My family visited the Lewis and Clark National and State Historical Parks from November 23, 2009 through November 25, 2009.
On November 23, 2009, we arrived at the Fort Clatsop National Memorial around 4:00 pm. We were greeted by Ranger Tom Wilson at the visitor center. Ranger Wilson was extremely friendly. He explained the Junior Ranger Program and even talked me into completing the 13+ program. We didn’t have a lot of time, as the visitor center closed at 5:00. Ranger Wilson suggested we watch one of the park videos and explore the rest of the park the next day. We took Ranger Wilson’s advice and watched one of the orientation films and called it a day.

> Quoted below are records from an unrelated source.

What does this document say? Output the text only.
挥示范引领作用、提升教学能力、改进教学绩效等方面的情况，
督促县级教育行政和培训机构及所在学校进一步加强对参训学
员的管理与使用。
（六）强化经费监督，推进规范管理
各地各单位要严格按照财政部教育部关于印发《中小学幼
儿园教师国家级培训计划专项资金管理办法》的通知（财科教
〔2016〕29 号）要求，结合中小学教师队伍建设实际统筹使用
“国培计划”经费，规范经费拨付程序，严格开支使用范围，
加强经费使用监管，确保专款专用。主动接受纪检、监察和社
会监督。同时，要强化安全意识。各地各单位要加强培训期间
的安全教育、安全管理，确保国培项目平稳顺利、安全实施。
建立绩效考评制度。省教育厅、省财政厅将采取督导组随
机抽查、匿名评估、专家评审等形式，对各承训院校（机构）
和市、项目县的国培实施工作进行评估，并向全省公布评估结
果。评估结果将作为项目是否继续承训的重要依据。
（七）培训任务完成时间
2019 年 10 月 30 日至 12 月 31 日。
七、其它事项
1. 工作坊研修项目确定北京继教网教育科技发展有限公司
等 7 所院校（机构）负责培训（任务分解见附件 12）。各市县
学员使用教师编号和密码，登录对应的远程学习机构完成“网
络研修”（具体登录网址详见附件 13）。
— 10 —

On November 24, 2009, we drove up to Washington from Seaside, OR, which is about a 45 minute drive, to visit Cape Disappointment State Park. We were a little disappointed because a tree had fallen and was blocking the road to the the visitor center and we were unable to visit the park. Instead, we walked to one of the light houses at Cape Disappointment, then visited Fort Columbia State Park. The visitor center at Fort Columbia was closed, but we were able to walk around and explore the fort. After our visit, we found out that the park is open during the summer. If you wish to visit during the winter, I would suggest contacting the Park for their hours.

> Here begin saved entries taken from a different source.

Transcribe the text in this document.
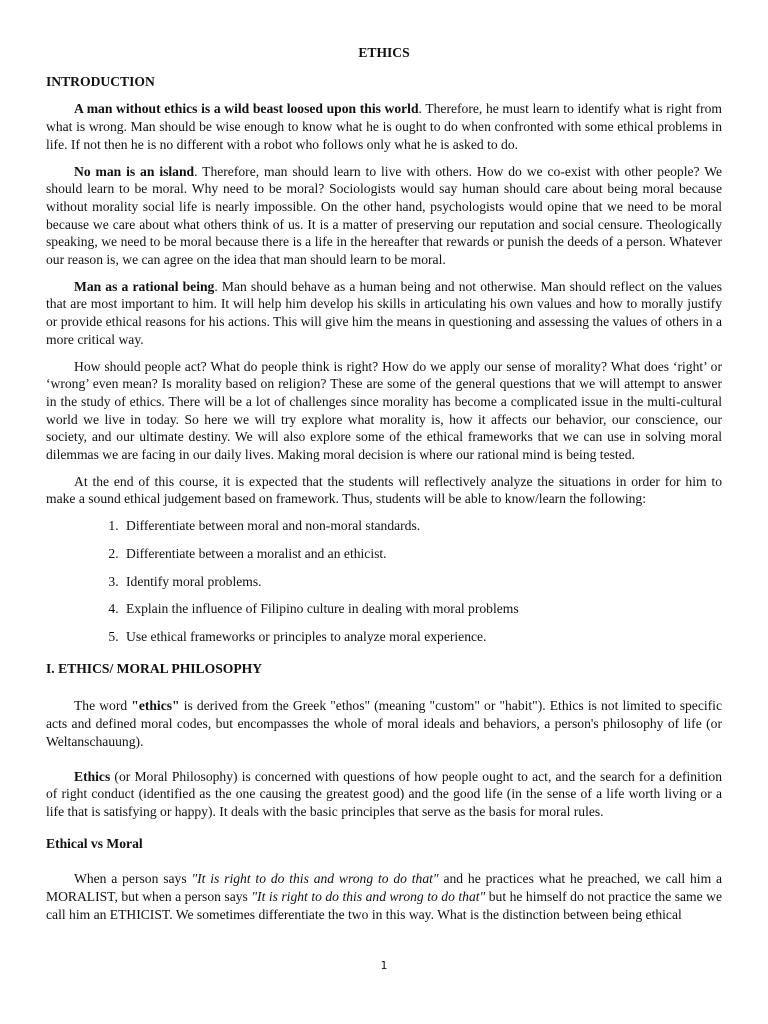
ETHICS
INTRODUCTION

A man without ethics is a wild beast loosed upon this world. Therefore, he must learn to identify what is right from what is wrong. Man should be wise enough to know what he is ought to do when confronted with some ethical problems in life. If not then he is no different with a robot who follows only what he is asked to do.

No man is an island. Therefore, man should learn to live with others. How do we co-exist with other people? We should learn to be moral. Why need to be moral? Sociologists would say human should care about being moral because without morality social life is nearly impossible. On the other hand, psychologists would opine that we need to be moral because we care about what others think of us. It is a matter of preserving our reputation and social censure. Theologically speaking, we need to be moral because there is a life in the hereafter that rewards or punish the deeds of a person. Whatever our reason is, we can agree on the idea that man should learn to be moral.

Man as a rational being. Man should behave as a human being and not otherwise. Man should reflect on the values that are most important to him. It will help him develop his skills in articulating his own values and how to morally justify or provide ethical reasons for his actions. This will give him the means in questioning and assessing the values of others in a more critical way.

How should people act? What do people think is right? How do we apply our sense of morality? What does ‘right’ or ‘wrong’ even mean? Is morality based on religion? These are some of the general questions that we will attempt to answer in the study of ethics. There will be a lot of challenges since morality has become a complicated issue in the multi-cultural world we live in today. So here we will try explore what morality is, how it affects our behavior, our conscience, our society, and our ultimate destiny. We will also explore some of the ethical frameworks that we can use in solving moral dilemmas we are facing in our daily lives. Making moral decision is where our rational mind is being tested.

At the end of this course, it is expected that the students will reflectively analyze the situations in order for him to make a sound ethical judgement based on framework. Thus, students will be able to know/learn the following:

1. Differentiate between moral and non-moral standards.
2. Differentiate between a moralist and an ethicist.
3. Identify moral problems.
4. Explain the influence of Filipino culture in dealing with moral problems
5. Use ethical frameworks or principles to analyze moral experience.
I. ETHICS/ MORAL PHILOSOPHY

The word "ethics" is derived from the Greek "ethos" (meaning "custom" or "habit"). Ethics is not limited to specific acts and defined moral codes, but encompasses the whole of moral ideals and behaviors, a person's philosophy of life (or Weltanschauung).

Ethics (or Moral Philosophy) is concerned with questions of how people ought to act, and the search for a definition of right conduct (identified as the one causing the greatest good) and the good life (in the sense of a life worth living or a life that is satisfying or happy). It deals with the basic principles that serve as the basis for moral rules.

Ethical vs Moral

When a person says "It is right to do this and wrong to do that" and he practices what he preached, we call him a MORALIST, but when a person says "It is right to do this and wrong to do that" but he himself do not practice the same we call him an ETHICIST. We sometimes differentiate the two in this way. What is the distinction between being ethical

1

We then stopped at Station Camp and Dismal Nitch. There isn’t much to see there except a couple of information signs. I would suggest stopping at each location. Since it had been storming we got somewhat of an idea how the Lewis and Clark may have felt during their expedition and the signs were very educational. We then traveled back to Oregon and visited Fort Stevens Historic Military Site. Make sure you go to the Military Site, as this is where the visitor center is. If I remember right, the entrance fee was $5.00. We didn’t spend a lot of time at the park. It was still raining a little bit and we wanted to get back to Fort Clatsop and explore the fort.

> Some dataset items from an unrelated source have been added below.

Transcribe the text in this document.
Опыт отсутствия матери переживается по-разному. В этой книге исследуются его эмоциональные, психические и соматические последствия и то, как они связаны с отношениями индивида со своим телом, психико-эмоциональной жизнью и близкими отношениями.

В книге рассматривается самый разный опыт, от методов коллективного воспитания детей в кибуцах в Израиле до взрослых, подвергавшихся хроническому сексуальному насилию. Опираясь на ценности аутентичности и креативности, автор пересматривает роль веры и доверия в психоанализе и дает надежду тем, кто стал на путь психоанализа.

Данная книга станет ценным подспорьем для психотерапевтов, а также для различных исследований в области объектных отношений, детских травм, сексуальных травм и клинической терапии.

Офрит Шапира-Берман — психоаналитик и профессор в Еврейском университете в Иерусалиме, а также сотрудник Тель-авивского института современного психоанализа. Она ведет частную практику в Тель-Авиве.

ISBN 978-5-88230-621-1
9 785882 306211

When we arrived at Fort Clatsop, we were greeted by Ranger Susan Rhoads. One of the activities in the girls activity books was to locate an Evergreen Huckleberry. Ranger Rhoads took us to the back of the visitor center and pointed out some ripe Huckleberries and encouraged us to each try one. They were pretty good. She told us that she likes to eat them with vanilla ice cream and informed us that you can pick them at Fort Stevens. Ranger Rhoads then asked us if we wanted a tour of the fort. Of course we said yes and we walked a short distance to the fort. As we were walking through the fort, Ranger Rhoads shared with us the purpose of each room. She explained that during the summer months that there are several activities for children to participate in. Lewis and Clark’s room was locked. She asked us if we wanted to lay on one of the beds. Again we said yes. While in the room, she unlocked one of the cabinets and let the girls and grandpa try on coon skin hats and dear skin jackets. Ranger Rhoads spent at a minimum 30 minutes with us talking about the fort and experiences of the expedition. During our contact with her, she was very energetic and it was obvious that she enjoyed her job, sharing her knowledge with us. Thanks Ranger Rhoads, this was the highlight of our trip.
On November 25, 2009, we visited Cape Disappointment State Park (Lewis and Clark Interpretive Center). We first watched a video about the expedition. We then explored the center, which had several hands on activities for the girls. Prior to leaving, we turned in our finished activity books and received our Junior Ranger badges and patches.
That afternoon, we took a walk along the beach in Seaside and visited Salt Works. Its a small area just off the beach were the expedition boiled sea water for salt.
Overall this was a very educational trip. If you have a chance to visit, I would suggest going in the summer time when the parks offer more activities for children.